自動車やバイクに加入が義務付けられている「自動車損害賠償責任保険」(自賠責)の保険料が、11月から平均6.2%引き上げられることが決まった。30日、金融庁の審議会で業界団体「損害保険料率算出機構」が届け出た保険料が了承された。引き上げは13年ぶりで、医療費や事務コストの増加に対応する。
引き上げの背景と詳細
自賠責は、人身事故の被害者への賠償金に充てられる保険で、保険料は販売する損害保険各社で統一されている。本土の2年契約で、例えば自家用乗用車は11月から910円増の1万8560円となる。離島や沖縄は保険料が割安に設定されている。
引き上げの背景には、支出が収入を上回る状況が続いていることがある。事故件数は車の安全性能向上で減少傾向だったが、コロナ後の外出増もあり2020年以降は下げ止まっている。1年間に支払われた保険金は2015年から2020年にかけて3割近く減り、2020年から2025年はほぼ横ばいが続く。
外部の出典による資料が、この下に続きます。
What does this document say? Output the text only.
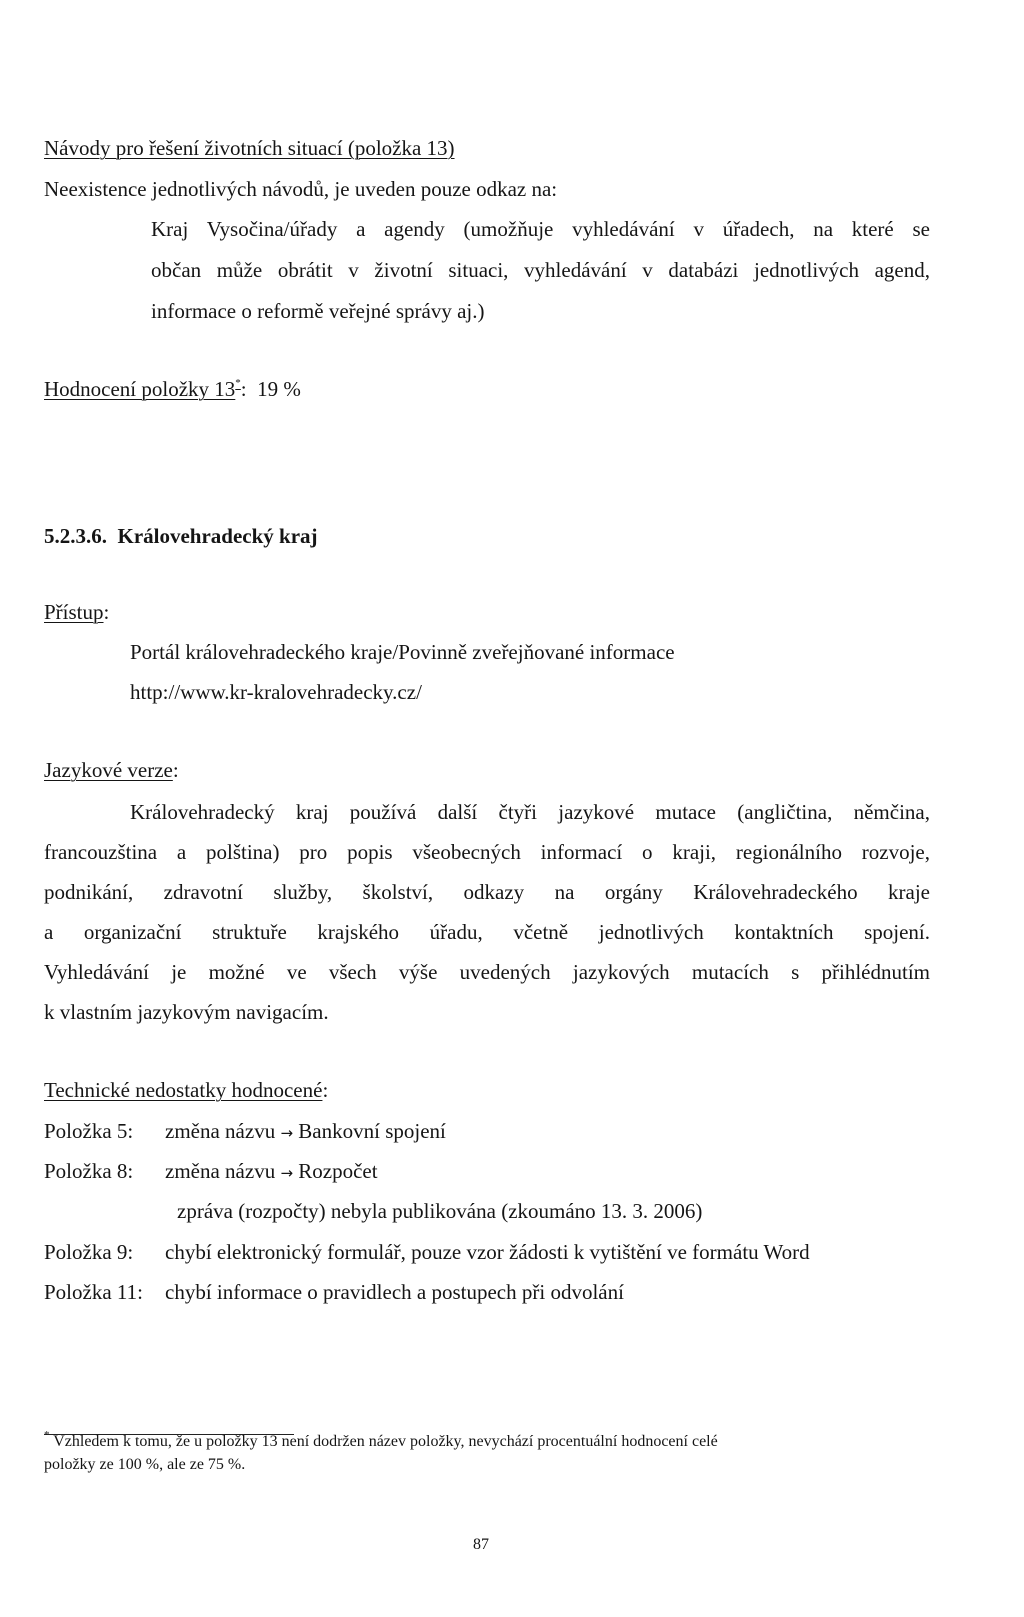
Návody pro řešení životních situací (položka 13)
Neexistence jednotlivých návodů, je uveden pouze odkaz na:
Kraj Vysočina/úřady a agendy (umožňuje vyhledávání v úřadech, na které se
občan může obrátit v životní situaci, vyhledávání v databázi jednotlivých agend,
informace o reformě veřejné správy aj.)
Hodnocení položky 13*: 19 %
5.2.3.6. Královehradecký kraj
Přístup:
Portál královehradeckého kraje/Povinně zveřejňované informace
http://www.kr-kralovehradecky.cz/
Jazykové verze:
Královehradecký kraj používá další čtyři jazykové mutace (angličtina, němčina,
francouzština a polština) pro popis všeobecných informací o kraji, regionálního rozvoje,
podnikání, zdravotní služby, školství, odkazy na orgány Královehradeckého kraje
a organizační struktuře krajského úřadu, včetně jednotlivých kontaktních spojení.
Vyhledávání je možné ve všech výše uvedených jazykových mutacích s přihlédnutím
k vlastním jazykovým navigacím.
Technické nedostatky hodnocené:
Položka 5: změna názvu → Bankovní spojení
Položka 8: změna názvu → Rozpočet
zpráva (rozpočty) nebyla publikována (zkoumáno 13. 3. 2006)
Položka 9: chybí elektronický formulář, pouze vzor žádosti k vytištění ve formátu Word
Položka 11: chybí informace o pravidlech a postupech při odvolání
* Vzhledem k tomu, že u položky 13 není dodržen název položky, nevychází procentuální hodnocení celé
položky ze 100 %, ale ze 75 %.
87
損害調査費などのコストも増加しており、保険会社の収支悪化が続いていた。
影響と今後の見通し
今回の引き上げにより、自家用乗用車の保険料は1万8560円となる。契約期間は2年で、全ての加入者に影響が及ぶ。金融庁は、保険料の適正化とともに、保険会社の経営健全性を確保する狙いがある。今後の事故件数や医療費の動向によっては、さらなる見直しも検討される可能性がある。